ENE should be considered as a means to compliment swift dispute resolution, rather than being treated as a preferable process to, say, mediation, adjudication or expert determination. It is almost certain to be cheaper than these methods and does away with the partisan approach that precipitates many a deadlock in mediations. Given that it is not binding however, the impetus is still on the parties to resolve a dispute after ENE.  As Norris J commented, the ambit of issues in dispute will be narrowed and/or clarified, and certain wayward allegations and/or points of defence can be ironed out at an early phase to prevent costs escalating unnecessarily. If there is a downside, it could be that ENE could focus on the legal issues too greatly while detracting from commercial considerations, which is not true of mediation.
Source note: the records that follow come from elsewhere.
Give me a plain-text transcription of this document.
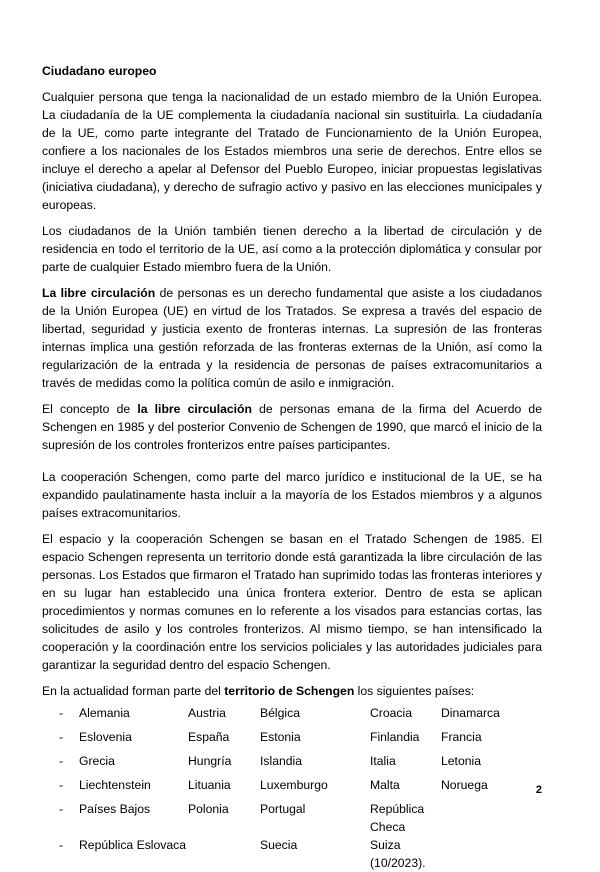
Ciudadano europeo

Cualquier persona que tenga la nacionalidad de un estado miembro de la Unión Europea. La ciudadanía de la UE complementa la ciudadanía nacional sin sustituirla. La ciudadanía de la UE, como parte integrante del Tratado de Funcionamiento de la Unión Europea, confiere a los nacionales de los Estados miembros una serie de derechos. Entre ellos se incluye el derecho a apelar al Defensor del Pueblo Europeo, iniciar propuestas legislativas (iniciativa ciudadana), y derecho de sufragio activo y pasivo en las elecciones municipales y europeas.

Los ciudadanos de la Unión también tienen derecho a la libertad de circulación y de residencia en todo el territorio de la UE, así como a la protección diplomática y consular por parte de cualquier Estado miembro fuera de la Unión.

La libre circulación de personas es un derecho fundamental que asiste a los ciudadanos de la Unión Europea (UE) en virtud de los Tratados. Se expresa a través del espacio de libertad, seguridad y justicia exento de fronteras internas. La supresión de las fronteras internas implica una gestión reforzada de las fronteras externas de la Unión, así como la regularización de la entrada y la residencia de personas de países extracomunitarios a través de medidas como la política común de asilo e inmigración.

El concepto de la libre circulación de personas emana de la firma del Acuerdo de Schengen en 1985 y del posterior Convenio de Schengen de 1990, que marcó el inicio de la supresión de los controles fronterizos entre países participantes.

La cooperación Schengen, como parte del marco jurídico e institucional de la UE, se ha expandido paulatinamente hasta incluir a la mayoría de los Estados miembros y a algunos países extracomunitarios.

El espacio y la cooperación Schengen se basan en el Tratado Schengen de 1985. El espacio Schengen representa un territorio donde está garantizada la libre circulación de las personas. Los Estados que firmaron el Tratado han suprimido todas las fronteras interiores y en su lugar han establecido una única frontera exterior. Dentro de esta se aplican procedimientos y normas comunes en lo referente a los visados para estancias cortas, las solicitudes de asilo y los controles fronterizos. Al mismo tiempo, se han intensificado la cooperación y la coordinación entre los servicios policiales y las autoridades judiciales para garantizar la seguridad dentro del espacio Schengen.

En la actualidad forman parte del territorio de Schengen los siguientes países:

-	Alemania	Austria	Bélgica	Croacia	Dinamarca
-	Eslovenia	España	Estonia	Finlandia	Francia
-	Grecia	Hungría	Islandia	Italia	Letonia
-	Liechtenstein	Lituania	Luxemburgo	Malta	Noruega
-	Países Bajos	Polonia	Portugal	República Checa	
-	República Eslovaca		Suecia	Suiza (10/2023).	
2
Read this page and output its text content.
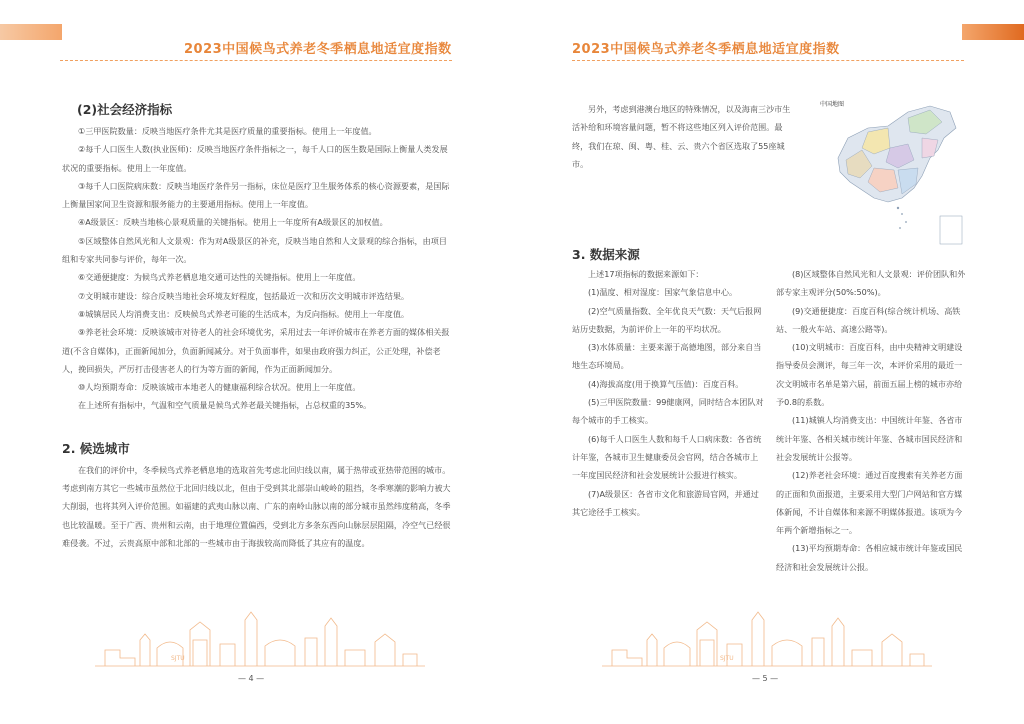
2023中国候鸟式养老冬季栖息地适宜度指数
(2)社会经济指标

①三甲医院数量：反映当地医疗条件尤其是医疗质量的重要指标。使用上一年度值。

②每千人口医生人数(执业医师)：反映当地医疗条件指标之一，每千人口的医生数是国际上衡量人类发展状况的重要指标。使用上一年度值。

③每千人口医院病床数：反映当地医疗条件另一指标，床位是医疗卫生服务体系的核心资源要素，是国际上衡量国家间卫生资源和服务能力的主要通用指标。使用上一年度值。

④A级景区：反映当地核心景观质量的关键指标。使用上一年度所有A级景区的加权值。

⑤区域整体自然风光和人文景观：作为对A级景区的补充，反映当地自然和人文景观的综合指标，由项目组和专家共同参与评价，每年一次。

⑥交通便捷度：为候鸟式养老栖息地交通可达性的关键指标。使用上一年度值。

⑦文明城市建设：综合反映当地社会环境友好程度，包括最近一次和历次文明城市评选结果。

⑧城镇居民人均消费支出：反映候鸟式养老可能的生活成本，为反向指标。使用上一年度值。

⑨养老社会环境：反映该城市对待老人的社会环境优劣，采用过去一年评价城市在养老方面的媒体相关报道(不含自媒体)，正面新闻加分，负面新闻减分。对于负面事件，如果由政府强力纠正，公正处理，补偿老人，挽回损失，严厉打击侵害老人的行为等方面的新闻，作为正面新闻加分。

⑩人均预期寿命：反映该城市本地老人的健康福利综合状况。使用上一年度值。

在上述所有指标中，气温和空气质量是候鸟式养老最关键指标，占总权重的35%。

2. 候选城市

在我们的评价中，冬季候鸟式养老栖息地的选取首先考虑北回归线以南，属于热带或亚热带范围的城市。考虑到南方其它一些城市虽然位于北回归线以北，但由于受到其北部崇山峻岭的阻挡，冬季寒潮的影响力被大大削弱，也将其列入评价范围。如福建的武夷山脉以南、广东的南岭山脉以南的部分城市虽然纬度稍高，冬季也比较温暖。至于广西、贵州和云南，由于地理位置偏西，受到北方多条东西向山脉层层阻隔，冷空气已经很难侵袭。不过，云贵高原中部和北部的一些城市由于海拔较高而降低了其应有的温度。

SJTU
— 4 —
2023中国候鸟式养老冬季栖息地适宜度指数

另外，考虑到港澳台地区的特殊情况，以及海南三沙市生活补给和环境容量问题，暂不将这些地区列入评价范围。最终，我们在琼、闽、粤、桂、云、贵六个省区选取了55座城市。

3. 数据来源

上述17项指标的数据来源如下：

(1)温度、相对湿度：国家气象信息中心。

(2)空气质量指数、全年优良天气数：天气后报网站历史数据，为前评价上一年的平均状况。

(3)水体质量：主要来源于高德地图，部分来自当地生态环境局。

(4)海拔高度(用于换算气压值)：百度百科。

(5)三甲医院数量：99健康网，同时结合本团队对每个城市的手工核实。

(6)每千人口医生人数和每千人口病床数：各省统计年鉴，各城市卫生健康委员会官网，结合各城市上一年度国民经济和社会发展统计公报进行核实。

(7)A级景区：各省市文化和旅游局官网，并通过其它途径手工核实。

(8)区域整体自然风光和人文景观：评价团队和外部专家主观评分(50%:50%)。

(9)交通便捷度：百度百科(综合统计机场、高铁站、一般火车站、高速公路等)。

(10)文明城市：百度百科，由中央精神文明建设指导委员会测评，每三年一次，本评价采用的最近一次文明城市名单是第六届，前面五届上榜的城市亦给予0.8的系数。

(11)城镇人均消费支出：中国统计年鉴、各省市统计年鉴、各相关城市统计年鉴、各城市国民经济和社会发展统计公报等。

(12)养老社会环境：通过百度搜索有关养老方面的正面和负面报道，主要采用大型门户网站和官方媒体新闻，不计自媒体和来源不明媒体报道。该项为今年两个新增指标之一。

(13)平均预期寿命：各相应城市统计年鉴或国民经济和社会发展统计公报。

SJTU
— 5 —
中国地图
There is nevertheless nothing to stop ENE being explored in tandem with other forms of dispute resolution and, for that reason, in principle, the advantages seem to outweigh the downsides.

The vague wording merits thought; since the provision does not state otherwise, the suggestion is that a Judge could theoretically impose ENE on the parties, whereas it has previously been seen as a voluntary process.  It could well be that Judges start to become more forthright about their opinions on cases from the word go (i.e. at the first Case Management Conference).  ENE's introduction is undoubtedly for the right reasons.  It provides a further option for ensuring that costs do not escalate disproportionately.  It will be interesting to see how significant a role it performs and the form that it takes.